Home
We moved a lot growing up, but one place always was home in my mind. I carried Los Alamos, home of the atomic bomb, around with me as an ideal. Years of absence polished naive memories, and I carried a whitewashed Los Alamos as an ideal, as the place that explained me. I venerated the patriotism and the intellectualism, the innovation and genius.
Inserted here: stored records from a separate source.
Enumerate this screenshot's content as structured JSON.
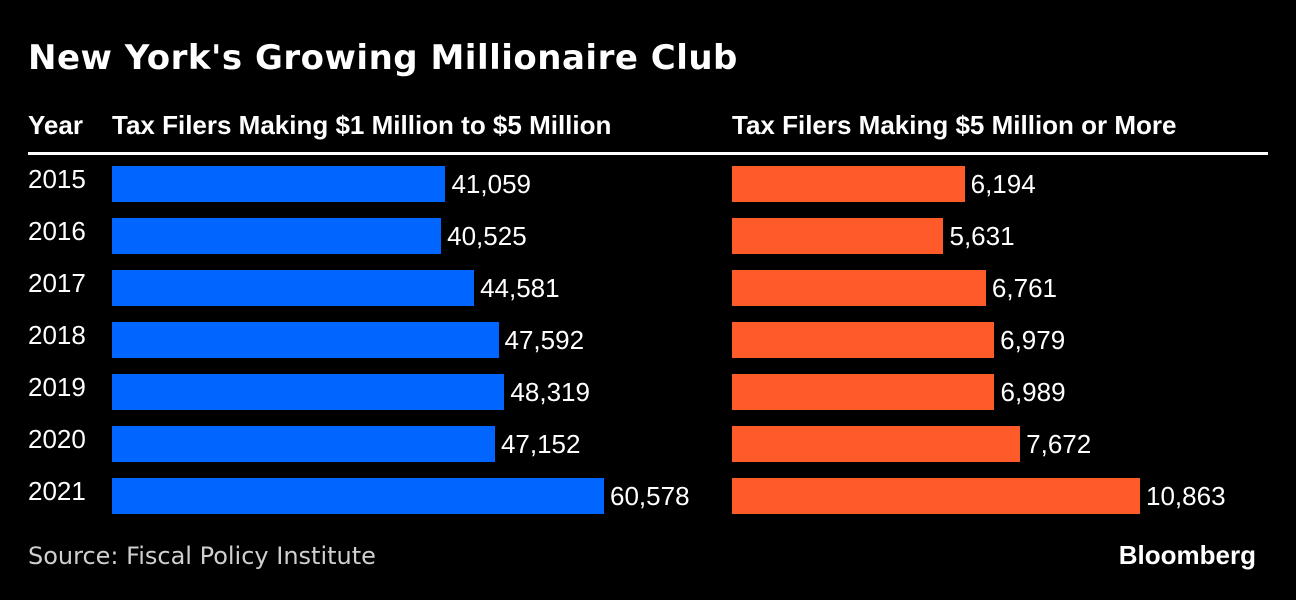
{
  "chart_data": {
    "type": "bar",
    "orientation": "horizontal",
    "title": "New York's Growing Millionaire Club",
    "category_header": "Year",
    "categories": [
      "2015",
      "2016",
      "2017",
      "2018",
      "2019",
      "2020",
      "2021"
    ],
    "series": [
      {
        "name": "Tax Filers Making $1 Million to $5 Million",
        "values": [
          41059,
          40525,
          44581,
          47592,
          48319,
          47152,
          60578
        ],
        "labels": [
          "41,059",
          "40,525",
          "44,581",
          "47,592",
          "48,319",
          "47,152",
          "60,578"
        ],
        "color": "#0066ff"
      },
      {
        "name": "Tax Filers Making $5 Million or More",
        "values": [
          6194,
          5631,
          6761,
          6979,
          6989,
          7672,
          10863
        ],
        "labels": [
          "6,194",
          "5,631",
          "6,761",
          "6,979",
          "6,989",
          "7,672",
          "10,863"
        ],
        "color": "#ff5a2a"
      }
    ],
    "grid": false,
    "legend": "none"
  },
  "footer": {
    "source": "Source: Fiscal Policy Institute",
    "brand": "Bloomberg"
  }
}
We went back to Los Alamos yesterday, and it felt like someone sat on my rose-colored glasses. I took my friends to the museum excited for them to understand me, to see my foundation. Suddenly I saw the pictures with adult eyes and understood what happened globally, not just to the U.S. It was not as noble as I'd remembered. I cringed like a proud parent who'd whipped out new pictures, only to find a grotesque gremlin instead of a beautiful baby in the frame. This place where conflict and shame stained the valor was not the place of my childhood. My Los Alamos was about heroism and teamwork and genius. Somehow my child-eyes missed the other side: Hiroshima, Internment Camps, dead kids--on both sides--whom God loved.
I stood rocked and sickened by the loss of my roots. I felt robbed, homeless. I'd discovered that my home was a legend, an imaginary place that only existed in my fairy tale. I'd destroyed the story with knowledge.
I don't know what to do with this yet--I'm still processing. I still love Los Alamos--the people, the mountains, the smell of pine trees in the rare rain. I just have to love it as it is, good and bad, my tainted utopia.